What does it mean to get an education?
What is the end result of the learning process?
Should you admire those who memorize data or patterns of data?
Do you trust someone's memory rather than looking up important data from a trusted information source?
For repetitive labor jobs, learning a subject means memorizing a set of information needed to rapidly perform a
skill. Unfortunately, in our modern global information economy, most repetitive tasks will eventually get automated.
It is important for each person to consciously decide what subjects to memorize and develop proficiency.
Our entire educational system has been built around the antiquated assumption that learning means memorization
and demonstrating proficiency.
In a complex ever-changing information world, the ability to acquire, triage, organize, use and delete information
is more important that the ability to memorize.

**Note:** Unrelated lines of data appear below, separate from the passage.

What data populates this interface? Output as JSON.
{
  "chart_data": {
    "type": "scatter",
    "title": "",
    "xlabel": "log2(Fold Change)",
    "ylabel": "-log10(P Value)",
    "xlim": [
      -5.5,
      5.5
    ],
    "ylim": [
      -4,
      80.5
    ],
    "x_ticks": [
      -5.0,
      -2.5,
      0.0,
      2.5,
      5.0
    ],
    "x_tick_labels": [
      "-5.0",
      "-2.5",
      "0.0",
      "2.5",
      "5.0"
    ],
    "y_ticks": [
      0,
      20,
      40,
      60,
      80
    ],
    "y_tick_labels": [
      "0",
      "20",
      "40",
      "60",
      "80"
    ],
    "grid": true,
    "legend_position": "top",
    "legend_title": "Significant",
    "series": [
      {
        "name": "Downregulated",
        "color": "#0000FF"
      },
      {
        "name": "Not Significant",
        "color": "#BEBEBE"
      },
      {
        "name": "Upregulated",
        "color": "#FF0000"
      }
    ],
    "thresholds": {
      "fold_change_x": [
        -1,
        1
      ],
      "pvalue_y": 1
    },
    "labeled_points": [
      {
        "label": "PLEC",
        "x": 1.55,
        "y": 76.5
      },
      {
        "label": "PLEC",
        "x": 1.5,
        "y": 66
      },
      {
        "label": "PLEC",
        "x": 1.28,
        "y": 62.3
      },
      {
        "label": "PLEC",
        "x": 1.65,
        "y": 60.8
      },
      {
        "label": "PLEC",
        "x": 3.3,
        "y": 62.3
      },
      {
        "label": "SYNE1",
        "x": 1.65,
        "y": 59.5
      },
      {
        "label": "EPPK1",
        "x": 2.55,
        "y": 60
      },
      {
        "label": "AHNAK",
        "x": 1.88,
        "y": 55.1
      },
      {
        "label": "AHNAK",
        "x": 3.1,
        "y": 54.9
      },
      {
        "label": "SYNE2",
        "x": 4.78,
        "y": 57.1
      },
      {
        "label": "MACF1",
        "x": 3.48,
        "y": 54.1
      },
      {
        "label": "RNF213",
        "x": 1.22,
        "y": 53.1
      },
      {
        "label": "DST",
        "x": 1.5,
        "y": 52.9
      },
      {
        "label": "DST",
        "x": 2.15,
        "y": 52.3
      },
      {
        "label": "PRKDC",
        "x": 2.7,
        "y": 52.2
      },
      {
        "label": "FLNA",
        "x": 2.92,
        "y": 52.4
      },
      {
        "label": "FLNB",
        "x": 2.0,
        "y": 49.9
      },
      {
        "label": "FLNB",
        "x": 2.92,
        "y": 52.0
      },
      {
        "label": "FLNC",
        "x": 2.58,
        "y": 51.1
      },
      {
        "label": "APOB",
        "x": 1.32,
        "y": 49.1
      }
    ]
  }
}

Acquire Patterns First and Details Later
Imagine if you could store all the important patterns you will ever need to learn in an interactive pattern database.
Patterns of data can be stored that represent the basic structure of important information, without needing
to store every detail or story about the information.
Storing the basic patterns that underly an idea, subject or discipline is more efficient that storing billions
of educational stories that all teach the same basic facts and patterns.
DNA stores and transmits compressed patterns of important information between cells and
from one generation to the next.
The patterns in DNA are not useful to us until they are applied to form new proteins and cells. This is the "story of life".
DNA functions the opposite of traditional narrative learning in that the patterns come first and the detailed stories
the patterns can tell come second.
Pattern Management operates on a similar principle to DNA, you build up patterns from many associations of small objects.
Once those patterns successfully represent a concept and can be applied to solve real world problems, those patterns
can be directly transmitted from one person's pattern database to another.
You can think of learning a subject via patterns as acquiring the "DNA Patterns" that makes someone an expert in that subject.
Collecting Patterns as a Form of Learning
Pattern databases allow for a fundamentally different approach to learning.
Learning need no longer be a process of repetition and memorization.
The learning process should involve:
- Collecting data patterns created by experts in your own pattern database.
- Applying those patterns to a set of facts to ensure you are not missing related patterns or data.
- Linking new patterns to your own patterns and objects in your pattern database.
- Creating indexes in your pattern database to quickly get to those patterns and data which you use frequently.
- Memorizing and developing proficiency at quickly finding and applying saved patterns of data.